Ни страха, ни испуга, ни боли душевной. Истертый воротник пальто, помятый пиджачок доказывали, что хозяин знает, знал и раньше, что такое тюрьма, и арестован, конечно, дома.
– Вы – когда арестованы?
– Два часа назад. У себя дома.
– Вы – эсер?
Человек расхохотался. Зубы у него были белые, блестящие, но не протез ли это?
– Все стали физиономистами.
– Матушка-тюрьма!
– Да, эсер, и притом правый. Чудесно, что вы знаете эту разницу. Ваши однолетки не всегда подкованы в столь важном вопросе.
И добавил серьезно, глядя мне прямо в глаза немигающими, горящими своими черными глазами:
– Правый, правый. Настоящий. Я левых эсеров не понимаю. Отношусь с уважением к Спиридоновой, к Прошьяну, но все их действия… Моя фамилия – Андреев, Александр Георгиевич.
Александр Георгиевич приглядывался к соседям, давал им оценки, короткие, резкие, точные.
Суть репрессий не ускользнула от Андреева.
Мы всегда стирали вместе в бане, в знаменитой Бутырской бане, выстланной желтым кафелем, на котором ничего нельзя написать и ничего нельзя нацарапать. Но почтовым ящиком была дверь, обитая железом изнутри и деревянная снаружи. Дверь была изрезана всяческими сообщениями. Время от времени эти сообщения срубали, соскабливали, как стирают грифель на грифельной доске, набивали новые доски, и «почтовый ящик» снова работал на полный ход.

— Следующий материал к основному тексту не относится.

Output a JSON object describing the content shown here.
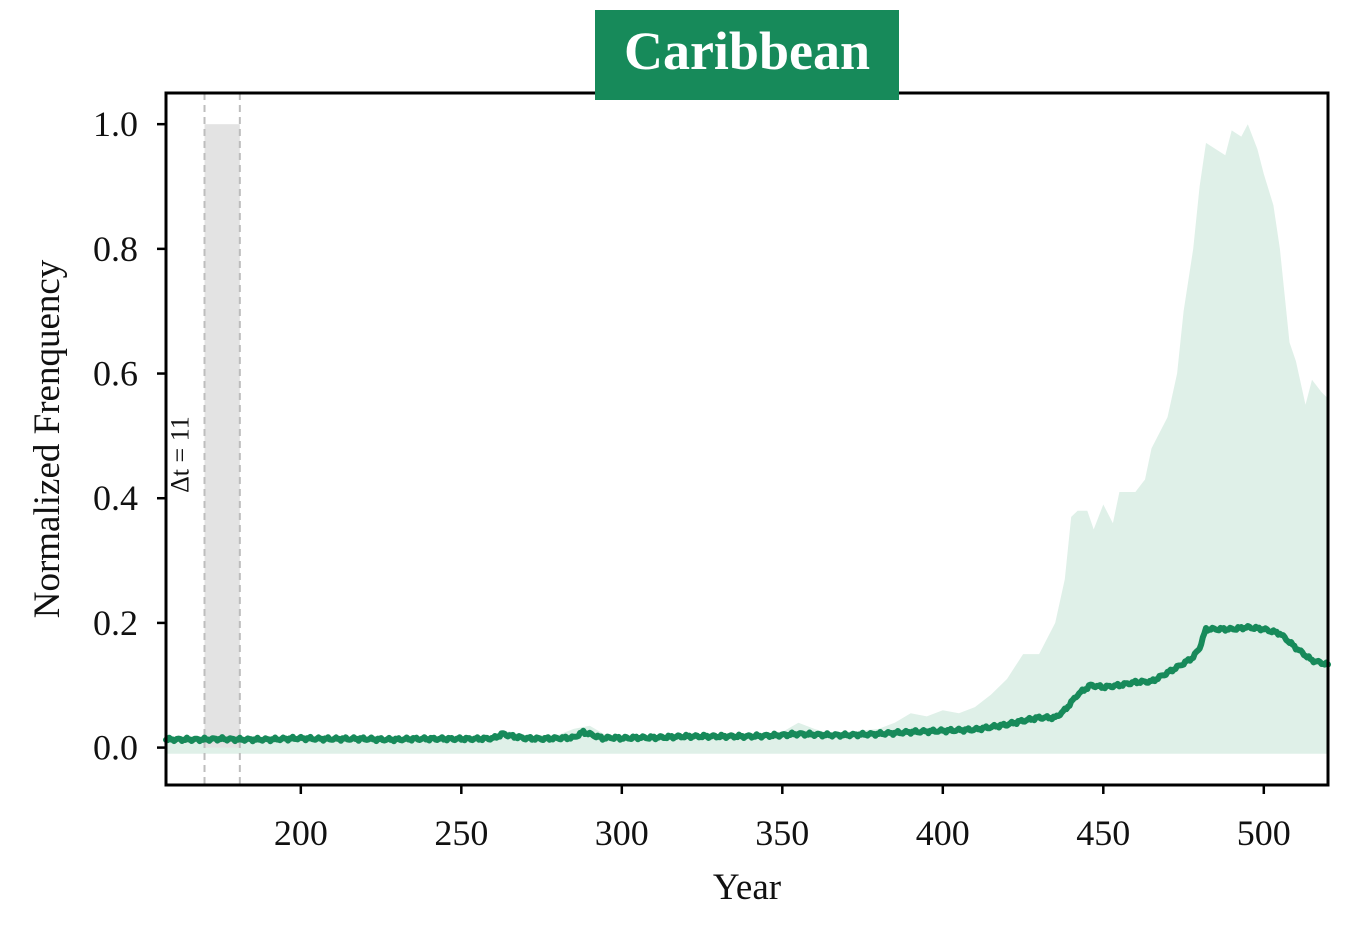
{
  "chart_data": {
    "type": "area",
    "title": "Caribbean",
    "xlabel": "Year",
    "ylabel": "Normalized Frenquency",
    "xlim": [
      158,
      520
    ],
    "ylim": [
      -0.06,
      1.05
    ],
    "xticks": [
      200,
      250,
      300,
      350,
      400,
      450,
      500
    ],
    "xtick_labels": [
      "200",
      "250",
      "300",
      "350",
      "400",
      "450",
      "500"
    ],
    "yticks": [
      0.0,
      0.2,
      0.4,
      0.6,
      0.8,
      1.0
    ],
    "ytick_labels": [
      "0.0",
      "0.2",
      "0.4",
      "0.6",
      "0.8",
      "1.0"
    ],
    "grid": false,
    "colors": {
      "line": "#178a5a",
      "band": "#dff0e8",
      "title_bg": "#178a5a",
      "highlight": "#e3e3e3",
      "dashed": "#bdbdbd"
    },
    "highlight": {
      "x_start": 170,
      "x_end": 181,
      "y_top": 1.0,
      "label": "Δt = 11"
    },
    "series": [
      {
        "role": "mean",
        "x": [
          158,
          165,
          170,
          175,
          180,
          185,
          190,
          195,
          200,
          205,
          210,
          215,
          220,
          225,
          230,
          235,
          240,
          245,
          250,
          255,
          260,
          263,
          266,
          270,
          275,
          280,
          285,
          288,
          291,
          294,
          297,
          300,
          305,
          310,
          320,
          330,
          340,
          350,
          355,
          360,
          365,
          370,
          380,
          390,
          395,
          400,
          405,
          410,
          415,
          420,
          425,
          430,
          435,
          438,
          442,
          446,
          450,
          455,
          460,
          465,
          470,
          475,
          478,
          480,
          482,
          485,
          490,
          495,
          500,
          505,
          510,
          515,
          520
        ],
        "values": [
          0.013,
          0.013,
          0.013,
          0.014,
          0.013,
          0.013,
          0.013,
          0.014,
          0.015,
          0.014,
          0.014,
          0.014,
          0.014,
          0.013,
          0.013,
          0.014,
          0.014,
          0.014,
          0.014,
          0.014,
          0.015,
          0.022,
          0.018,
          0.015,
          0.014,
          0.015,
          0.016,
          0.025,
          0.02,
          0.015,
          0.016,
          0.015,
          0.016,
          0.016,
          0.018,
          0.018,
          0.018,
          0.02,
          0.022,
          0.021,
          0.02,
          0.02,
          0.022,
          0.025,
          0.026,
          0.027,
          0.028,
          0.029,
          0.033,
          0.037,
          0.043,
          0.048,
          0.048,
          0.06,
          0.085,
          0.1,
          0.097,
          0.1,
          0.105,
          0.106,
          0.12,
          0.135,
          0.145,
          0.16,
          0.19,
          0.19,
          0.19,
          0.193,
          0.19,
          0.183,
          0.16,
          0.14,
          0.133
        ]
      },
      {
        "role": "band_upper",
        "x": [
          158,
          170,
          180,
          200,
          250,
          260,
          265,
          270,
          280,
          285,
          290,
          295,
          300,
          340,
          350,
          355,
          360,
          365,
          370,
          380,
          385,
          390,
          395,
          400,
          405,
          410,
          415,
          420,
          425,
          430,
          435,
          438,
          440,
          442,
          445,
          447,
          450,
          453,
          455,
          460,
          463,
          465,
          470,
          473,
          475,
          478,
          480,
          482,
          485,
          488,
          490,
          493,
          495,
          498,
          500,
          503,
          505,
          508,
          510,
          513,
          515,
          518,
          520
        ],
        "values": [
          0.018,
          0.018,
          0.016,
          0.016,
          0.016,
          0.02,
          0.026,
          0.02,
          0.02,
          0.03,
          0.035,
          0.02,
          0.018,
          0.018,
          0.025,
          0.04,
          0.03,
          0.022,
          0.025,
          0.03,
          0.04,
          0.055,
          0.05,
          0.06,
          0.055,
          0.065,
          0.085,
          0.11,
          0.15,
          0.15,
          0.2,
          0.27,
          0.37,
          0.38,
          0.38,
          0.35,
          0.39,
          0.36,
          0.41,
          0.41,
          0.43,
          0.48,
          0.53,
          0.6,
          0.7,
          0.8,
          0.9,
          0.97,
          0.96,
          0.95,
          0.99,
          0.98,
          1.0,
          0.96,
          0.92,
          0.87,
          0.8,
          0.65,
          0.62,
          0.55,
          0.59,
          0.57,
          0.56
        ]
      },
      {
        "role": "band_lower",
        "x": [
          158,
          520
        ],
        "values": [
          -0.01,
          -0.01
        ]
      }
    ]
  }
}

Баня была большим праздником. В Бутырской тюрьме все следственные стирают себе белье сами – это давняя традиция. «Услуг» на сей счет казенных не существует, и от домашних не принимают. «Обезличенного» лагерного белья тоже тут, конечно, не было. Сушили белье в камере. На мытье, на стирку нам отводили много времени. Никто не торопился.
В бане я рассмотрел фигуру Андреева – гибкую, темнокожую, совсем не старческую, – а ведь Александру Георгиевичу было за шестьдесят.
Mы не пропускали ни одной прогулки – можно было оставаться в камере, полежать, сказаться больным. Но и мой личный опыт, и опыт Александра Георгиевича говорили, что прогулки нельзя пропускать.
Каждый день Андреев ходил до обеда по камере взад-вперед – от окна до дверей. Чаще всего перед обедом.
– Это – старая привычка. Тысяча шагов в день – вот моя ежедневная норма. Тюремная порция. Два закона тюрьмы – поменьше лежать и поменьше есть. Арестант должен быть полуголодным, чтоб никакой тяжести на желудке не чувствовать.
– Александр Георгиевич, вы знали Савинкова?
– Да, знал. Я познакомился с ним за границей – на похоронах Гершуни.
Андрееву не надо было объяснять мне, кто такой Гершуни, – всех, кого он упоминал когда-либо, я знал по именам, представлял себе хорошо. И Андрееву это очень нравилось. Черные глаза его блестели, он оживлялся.
Эсеровская партия – партия трагической судьбы. Люди, которые за нее погибли, – и террористы, и пропагандисты – это были лучшие люди России, цвет русской интеллигенции, по своим нравственным качествам все эти люди, жертвовавшие и пожертвовавшие своими жизнями, были достойными преемниками героической «Народной воли», преемниками Желябова, Перовской, Михайлова, Кибальчича.